Based on feedback from the medical devices industry, the State government is planning to create common testing facilities in Sultanpur in partnership with the industry. On the lines of the Pharma Exports Promotion Council (PEPC), an exports promotion council for the medical devices industry would also be set up.
The minister said that of the 276 acres of land at Sultanpur, only 80 acres is left. The government would examine the possibilities of expanding the Medical Devices Park as more land is available adjacent to the current site. “We could even look at niche parks for any of the seven sub-segments of medical devices like instruments, surgical equipment, consumables and implants.”
He pointed out that the most important thing was to ensure that the manufacturing efforts should lower the costs of medical devices since affordability, accessibility, availability and awareness among people and government was most crucial in healthcare segment. As governments focus on healthcare, there can be more and more manufacturing happening in India as a result cost of production would come down.

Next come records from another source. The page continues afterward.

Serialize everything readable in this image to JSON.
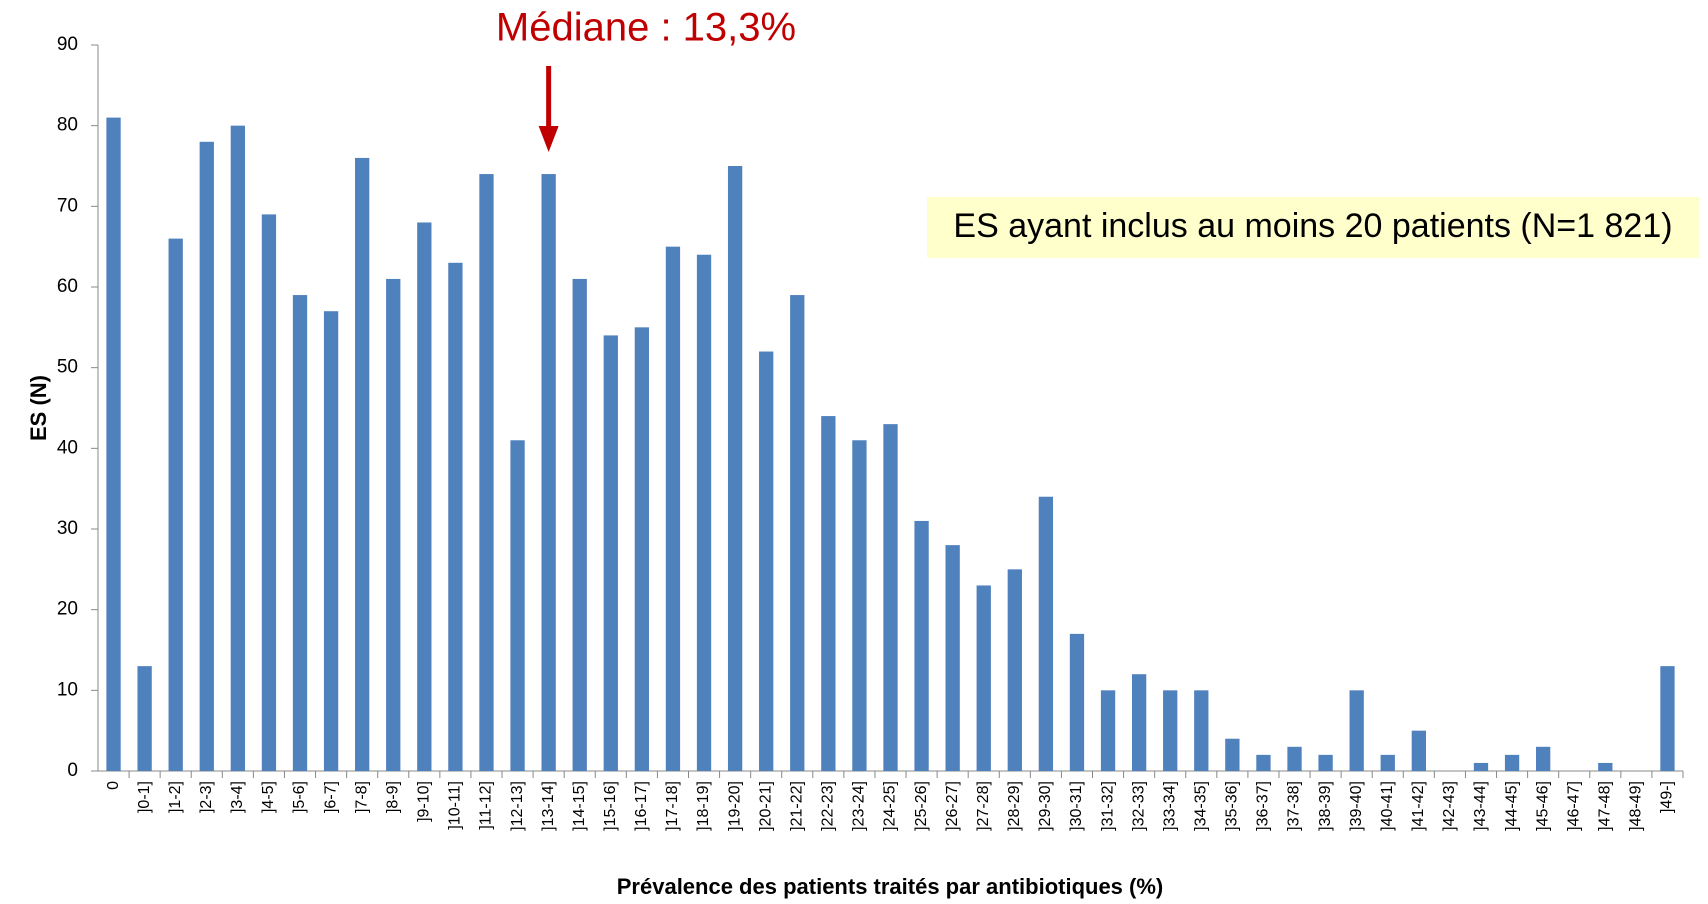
{
  "chart_data": {
    "type": "bar",
    "annotations": [
      "Médiane : 13,3%",
      "ES ayant inclus au moins 20 patients (N=1 821)"
    ],
    "xlabel": "Prévalence  des patients traités par antibiotiques (%)",
    "ylabel": "ES (N)",
    "categories": [
      "0",
      "]0-1]",
      "]1-2]",
      "]2-3]",
      "]3-4]",
      "]4-5]",
      "]5-6]",
      "]6-7]",
      "]7-8]",
      "]8-9]",
      "]9-10]",
      "]10-11]",
      "]11-12]",
      "]12-13]",
      "]13-14]",
      "]14-15]",
      "]15-16]",
      "]16-17]",
      "]17-18]",
      "]18-19]",
      "]19-20]",
      "]20-21]",
      "]21-22]",
      "]22-23]",
      "]23-24]",
      "]24-25]",
      "]25-26]",
      "]26-27]",
      "]27-28]",
      "]28-29]",
      "]29-30]",
      "]30-31]",
      "]31-32]",
      "]32-33]",
      "]33-34]",
      "]34-35]",
      "]35-36]",
      "]36-37]",
      "]37-38]",
      "]38-39]",
      "]39-40]",
      "]40-41]",
      "]41-42]",
      "]42-43]",
      "]43-44]",
      "]44-45]",
      "]45-46]",
      "]46-47]",
      "]47-48]",
      "]48-49]",
      "]49-]"
    ],
    "values": [
      81,
      13,
      66,
      78,
      80,
      69,
      59,
      57,
      76,
      61,
      68,
      63,
      74,
      41,
      74,
      61,
      54,
      55,
      65,
      64,
      75,
      52,
      59,
      44,
      41,
      43,
      31,
      28,
      23,
      25,
      34,
      17,
      10,
      12,
      10,
      10,
      4,
      2,
      3,
      2,
      10,
      2,
      5,
      0,
      1,
      2,
      3,
      0,
      1,
      0,
      13
    ],
    "color": "#4f81bd",
    "ylim": [
      0,
      90
    ],
    "yticks": [
      0,
      10,
      20,
      30,
      40,
      50,
      60,
      70,
      80,
      90
    ],
    "grid": false
  }
}
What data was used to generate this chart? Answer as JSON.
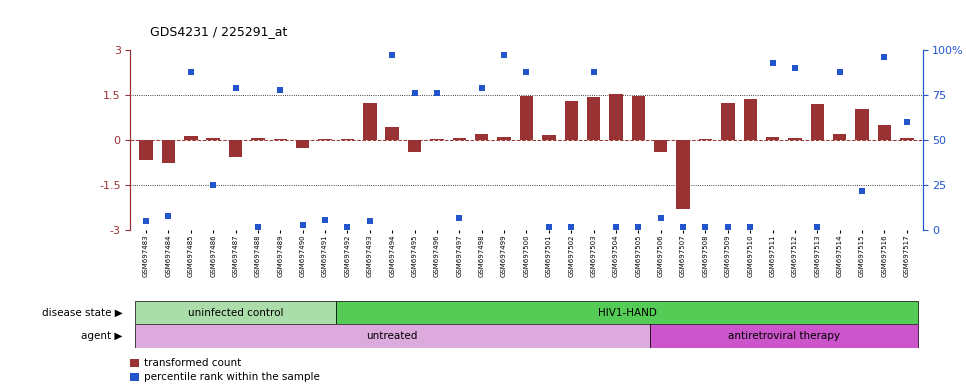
{
  "title": "GDS4231 / 225291_at",
  "samples": [
    "GSM697483",
    "GSM697484",
    "GSM697485",
    "GSM697486",
    "GSM697487",
    "GSM697488",
    "GSM697489",
    "GSM697490",
    "GSM697491",
    "GSM697492",
    "GSM697493",
    "GSM697494",
    "GSM697495",
    "GSM697496",
    "GSM697497",
    "GSM697498",
    "GSM697499",
    "GSM697500",
    "GSM697501",
    "GSM697502",
    "GSM697503",
    "GSM697504",
    "GSM697505",
    "GSM697506",
    "GSM697507",
    "GSM697508",
    "GSM697509",
    "GSM697510",
    "GSM697511",
    "GSM697512",
    "GSM697513",
    "GSM697514",
    "GSM697515",
    "GSM697516",
    "GSM697517"
  ],
  "bar_values": [
    -0.65,
    -0.75,
    0.15,
    0.08,
    -0.55,
    0.08,
    0.05,
    -0.25,
    0.05,
    0.05,
    1.25,
    0.45,
    -0.38,
    0.05,
    0.08,
    0.2,
    0.12,
    1.48,
    0.18,
    1.3,
    1.42,
    1.55,
    1.48,
    -0.38,
    -2.3,
    0.05,
    1.25,
    1.38,
    0.12,
    0.08,
    1.2,
    0.22,
    1.05,
    0.5,
    0.08
  ],
  "scatter_values_pct": [
    5,
    8,
    88,
    25,
    79,
    2,
    78,
    3,
    6,
    2,
    5,
    97,
    76,
    76,
    7,
    79,
    97,
    88,
    2,
    2,
    88,
    2,
    2,
    7,
    2,
    2,
    2,
    2,
    93,
    90,
    2,
    88,
    22,
    96,
    60
  ],
  "bar_color": "#993333",
  "scatter_color": "#2255cc",
  "ylim": [
    -3,
    3
  ],
  "y2lim": [
    0,
    100
  ],
  "yticks": [
    -3,
    -1.5,
    0,
    1.5,
    3
  ],
  "ytick_labels": [
    "-3",
    "-1.5",
    "0",
    "1.5",
    "3"
  ],
  "y2ticks": [
    0,
    25,
    50,
    75,
    100
  ],
  "y2tick_labels": [
    "0",
    "25",
    "50",
    "75",
    "100%"
  ],
  "disease_state_labels": [
    "uninfected control",
    "HIV1-HAND"
  ],
  "disease_state_colors": [
    "#aaddaa",
    "#55cc55"
  ],
  "disease_state_ranges": [
    [
      0,
      9
    ],
    [
      9,
      35
    ]
  ],
  "agent_labels": [
    "untreated",
    "antiretroviral therapy"
  ],
  "agent_colors": [
    "#ddaadd",
    "#cc55cc"
  ],
  "agent_ranges": [
    [
      0,
      23
    ],
    [
      23,
      35
    ]
  ],
  "background_color": "#ffffff",
  "legend_bar_label": "transformed count",
  "legend_scatter_label": "percentile rank within the sample"
}
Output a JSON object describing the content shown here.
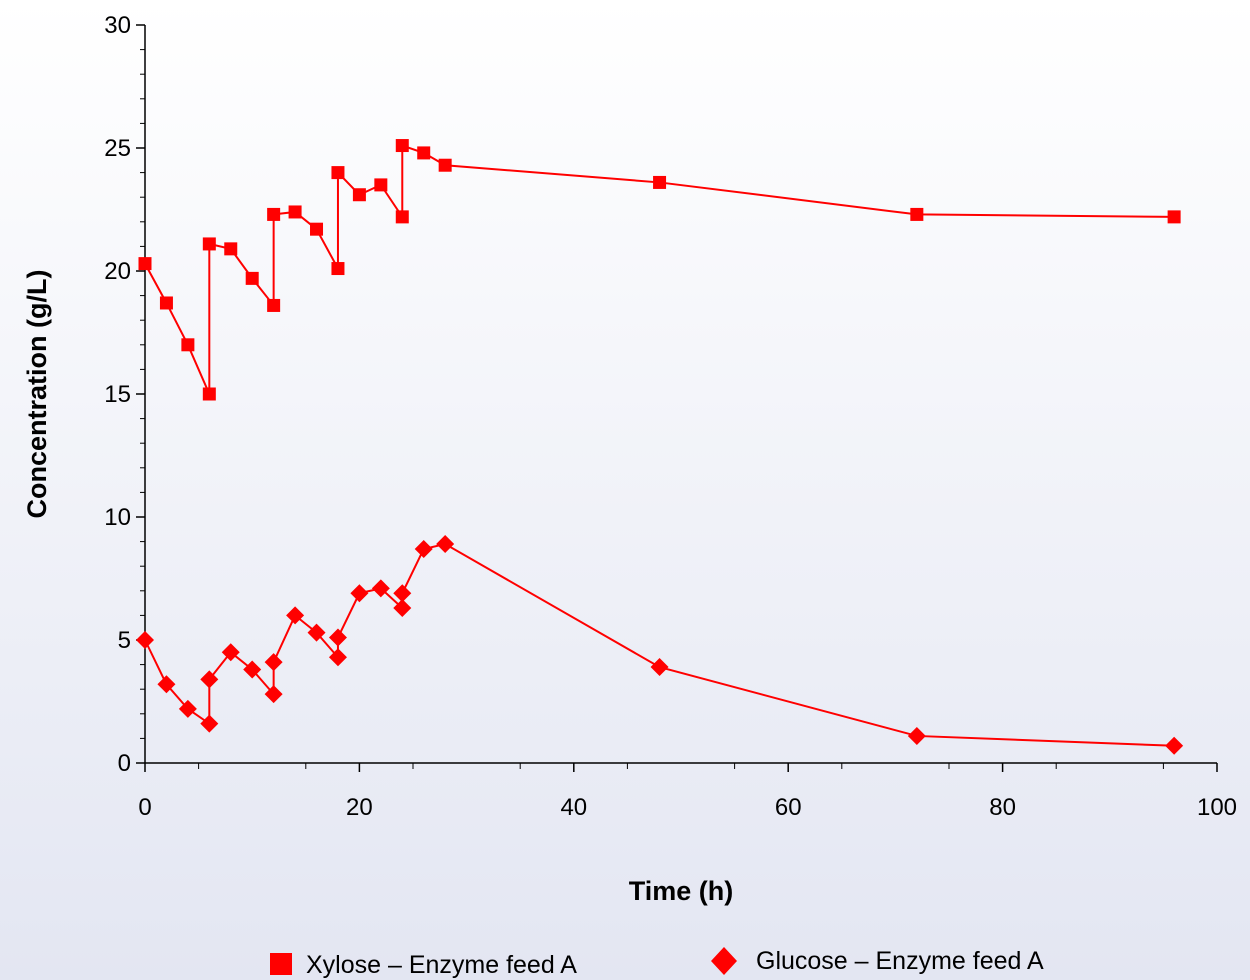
{
  "chart_data": {
    "type": "line",
    "title": "",
    "xlabel": "Time (h)",
    "ylabel": "Concentration (g/L)",
    "xlim": [
      0,
      100
    ],
    "ylim": [
      0,
      30
    ],
    "x_ticks": [
      "0",
      "20",
      "40",
      "60",
      "80",
      "100"
    ],
    "y_ticks": [
      "0",
      "5",
      "10",
      "15",
      "20",
      "25",
      "30"
    ],
    "grid": false,
    "legend_position": "bottom",
    "series": [
      {
        "name": "Xylose – Enzyme feed A",
        "color": "#ff0000",
        "marker": "square",
        "points": [
          [
            0,
            20.3
          ],
          [
            2,
            18.7
          ],
          [
            4,
            17.0
          ],
          [
            6,
            15.0
          ],
          [
            6,
            21.1
          ],
          [
            8,
            20.9
          ],
          [
            10,
            19.7
          ],
          [
            12,
            18.6
          ],
          [
            12,
            22.3
          ],
          [
            14,
            22.4
          ],
          [
            16,
            21.7
          ],
          [
            18,
            20.1
          ],
          [
            18,
            24.0
          ],
          [
            20,
            23.1
          ],
          [
            22,
            23.5
          ],
          [
            24,
            22.2
          ],
          [
            24,
            25.1
          ],
          [
            26,
            24.8
          ],
          [
            28,
            24.3
          ],
          [
            48,
            23.6
          ],
          [
            72,
            22.3
          ],
          [
            96,
            22.2
          ]
        ]
      },
      {
        "name": "Glucose – Enzyme feed A",
        "color": "#ff0000",
        "marker": "diamond",
        "points": [
          [
            0,
            5.0
          ],
          [
            2,
            3.2
          ],
          [
            4,
            2.2
          ],
          [
            6,
            1.6
          ],
          [
            6,
            3.4
          ],
          [
            8,
            4.5
          ],
          [
            10,
            3.8
          ],
          [
            12,
            2.8
          ],
          [
            12,
            4.1
          ],
          [
            14,
            6.0
          ],
          [
            16,
            5.3
          ],
          [
            18,
            4.3
          ],
          [
            18,
            5.1
          ],
          [
            20,
            6.9
          ],
          [
            22,
            7.1
          ],
          [
            24,
            6.3
          ],
          [
            24,
            6.9
          ],
          [
            26,
            8.7
          ],
          [
            28,
            8.9
          ],
          [
            48,
            3.9
          ],
          [
            72,
            1.1
          ],
          [
            96,
            0.7
          ]
        ]
      }
    ]
  }
}
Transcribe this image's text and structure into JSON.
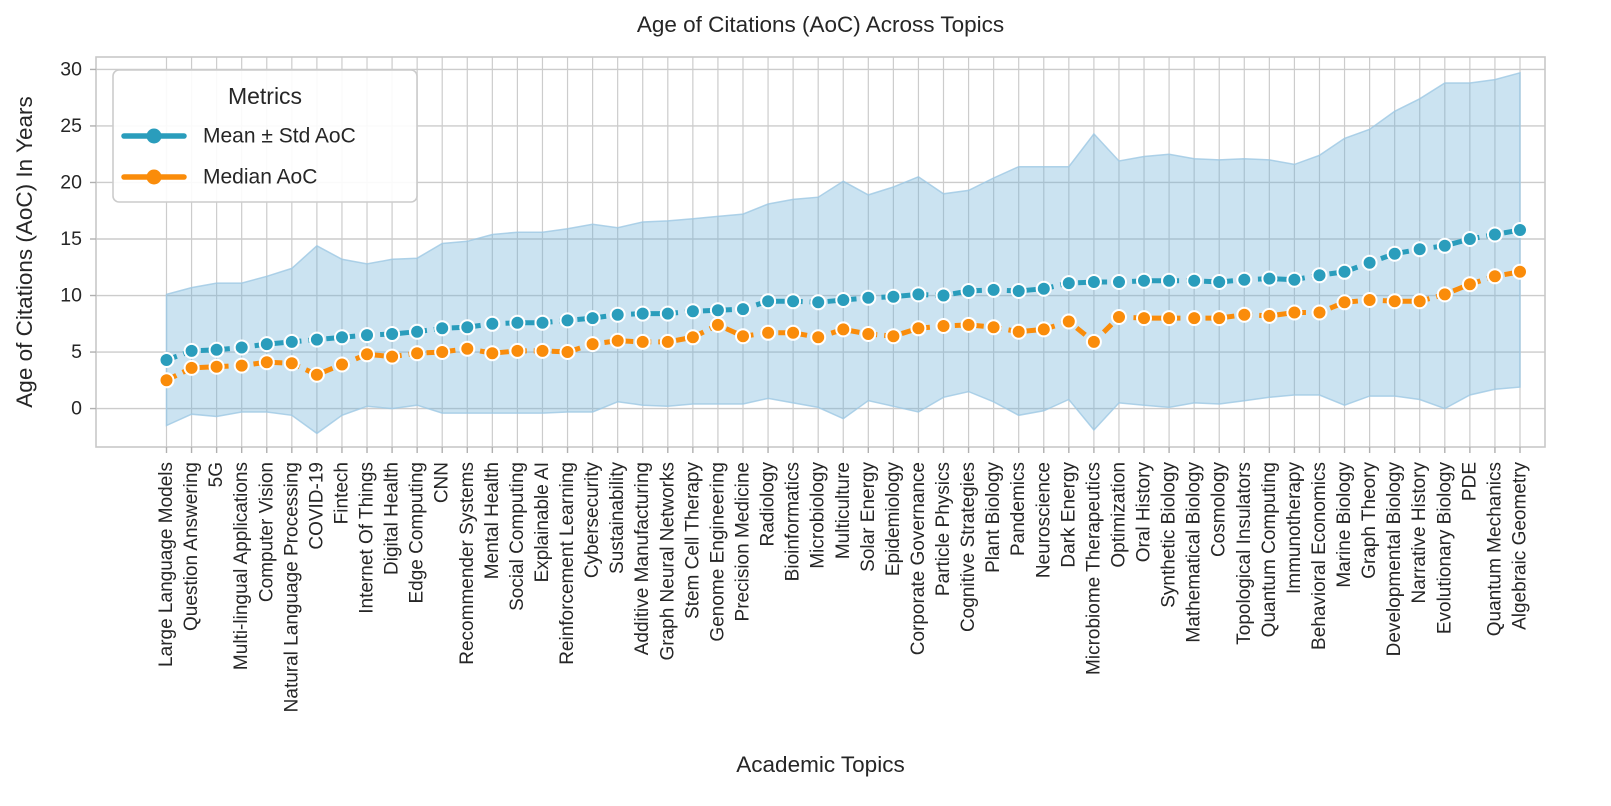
{
  "figure": {
    "title": "Age of Citations (AoC) Across Topics",
    "xlabel": "Academic Topics",
    "ylabel": "Age of Citations (AoC) In Years",
    "legend": {
      "title": "Metrics",
      "entries": [
        {
          "label": "Mean ± Std AoC",
          "color": "#2a9dbc"
        },
        {
          "label": "Median AoC",
          "color": "#fa8c0a"
        }
      ]
    }
  },
  "colors": {
    "mean_line": "#2a9dbc",
    "median_line": "#fa8c0a",
    "band_fill": "#6aaed6",
    "band_edge": "#9ec8e4",
    "grid": "#cccccc",
    "spine": "#c8c8c8",
    "tick": "#b0b0b0",
    "text": "#262626",
    "background": "#ffffff"
  },
  "chart_data": {
    "type": "line",
    "title": "Age of Citations (AoC) Across Topics",
    "xlabel": "Academic Topics",
    "ylabel": "Age of Citations (AoC) In Years",
    "grid": true,
    "legend_position": "upper left",
    "ylim": [
      -3.4,
      31.1
    ],
    "yticks": [
      0,
      5,
      10,
      15,
      20,
      25,
      30
    ],
    "categories": [
      "Large Language Models",
      "Question Answering",
      "5G",
      "Multi-lingual Applications",
      "Computer Vision",
      "Natural Language Processing",
      "COVID-19",
      "Fintech",
      "Internet Of Things",
      "Digital Health",
      "Edge Computing",
      "CNN",
      "Recommender Systems",
      "Mental Health",
      "Social Computing",
      "Explainable AI",
      "Reinforcement Learning",
      "Cybersecurity",
      "Sustainability",
      "Additive Manufacturing",
      "Graph Neural Networks",
      "Stem Cell Therapy",
      "Genome Engineering",
      "Precision Medicine",
      "Radiology",
      "Bioinformatics",
      "Microbiology",
      "Multiculture",
      "Solar Energy",
      "Epidemiology",
      "Corporate Governance",
      "Particle Physics",
      "Cognitive Strategies",
      "Plant Biology",
      "Pandemics",
      "Neuroscience",
      "Dark Energy",
      "Microbiome Therapeutics",
      "Optimization",
      "Oral History",
      "Synthetic Biology",
      "Mathematical Biology",
      "Cosmology",
      "Topological Insulators",
      "Quantum Computing",
      "Immunotherapy",
      "Behavioral Economics",
      "Marine Biology",
      "Graph Theory",
      "Developmental Biology",
      "Narrative History",
      "Evolutionary Biology",
      "PDE",
      "Quantum Mechanics",
      "Algebraic Geometry"
    ],
    "series": [
      {
        "name": "Mean ± Std AoC",
        "color": "#2a9dbc",
        "values": [
          4.3,
          5.1,
          5.2,
          5.4,
          5.7,
          5.9,
          6.1,
          6.3,
          6.5,
          6.6,
          6.8,
          7.1,
          7.2,
          7.5,
          7.6,
          7.6,
          7.8,
          8.0,
          8.3,
          8.4,
          8.4,
          8.6,
          8.7,
          8.8,
          9.5,
          9.5,
          9.4,
          9.6,
          9.8,
          9.9,
          10.1,
          10.0,
          10.4,
          10.5,
          10.4,
          10.6,
          11.1,
          11.2,
          11.2,
          11.3,
          11.3,
          11.3,
          11.2,
          11.4,
          11.5,
          11.4,
          11.8,
          12.1,
          12.9,
          13.7,
          14.1,
          14.4,
          15.0,
          15.4,
          15.8
        ]
      },
      {
        "name": "Median AoC",
        "color": "#fa8c0a",
        "values": [
          2.5,
          3.6,
          3.7,
          3.8,
          4.1,
          4.0,
          3.0,
          3.9,
          4.8,
          4.6,
          4.9,
          5.0,
          5.3,
          4.9,
          5.1,
          5.1,
          5.0,
          5.7,
          6.0,
          5.9,
          5.9,
          6.3,
          7.4,
          6.4,
          6.7,
          6.7,
          6.3,
          7.0,
          6.6,
          6.4,
          7.1,
          7.3,
          7.4,
          7.2,
          6.8,
          7.0,
          7.7,
          5.9,
          8.1,
          8.0,
          8.0,
          8.0,
          8.0,
          8.3,
          8.2,
          8.5,
          8.5,
          9.4,
          9.6,
          9.5,
          9.5,
          10.1,
          11.0,
          11.7,
          12.1
        ]
      },
      {
        "name": "Std AoC (half-width of shaded band around mean)",
        "color": "#6aaed6",
        "values": [
          5.8,
          5.6,
          5.9,
          5.7,
          6.0,
          6.5,
          8.3,
          6.9,
          6.3,
          6.6,
          6.5,
          7.5,
          7.6,
          7.9,
          8.0,
          8.0,
          8.1,
          8.3,
          7.7,
          8.1,
          8.2,
          8.2,
          8.3,
          8.4,
          8.6,
          9.0,
          9.3,
          10.5,
          9.1,
          9.7,
          10.4,
          9.0,
          8.9,
          9.9,
          11.0,
          10.8,
          10.3,
          13.1,
          10.7,
          11.0,
          11.2,
          10.8,
          10.8,
          10.7,
          10.5,
          10.2,
          10.6,
          11.8,
          11.8,
          12.6,
          13.3,
          14.4,
          13.8,
          13.7,
          13.9
        ]
      }
    ]
  }
}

The minister noted that the most important thing in the medical devices space was innovation, prototyping and manufacturing. For prototyping, T-Works which is coming up in June/July this year would be of help. A lot of these devices and implants that are used in the industry need to be prototyped. Having T-Works would add value to the overall sector. All of these falling in right places will be the largest answer.
He recalled that the government promised to be the industries’ advocate in terms of bringing regulatory and other changes in Union Government’s domain. “I have already taken up with the Commerce Minister Piyush Goyal yesterday and we will pursue it with others. For instance, there is no quality certification agency for medical devices to arrive at standards. Another issue is that medical devices and drugs are being put in the same slot. The industry wants that these should be treated separately. The companies also have concerns about inverted duty structures and GST, which is hampering their growth,” he observed.
Rama Rao said he was shocked to know that it was cheaper to import devices rather than manufacture them here, which was against the philosophy of ‘Make in India’. “I asked the industry to give me inputs so that the State government could take it up with ministries concerned”, he asserted.
Life sciences ecosystem
Within the life sciences spectrum of Telangana, there is Genome Valley where all the biotech and vaccines manufacturing is happening. One-third of the global vaccines are produced here. This cluster is the northern part of Hyderabad. In the west, Sultanpur medical devices park is shaping up well. And to the south, the Hyderabad Pharma City is coming up which will have manufacturing, research and development, education and social infrastructure (including housing). “The lifesciences ecosystem is very distributed around ORR. If we have to create more clusters, we are ready to do that.”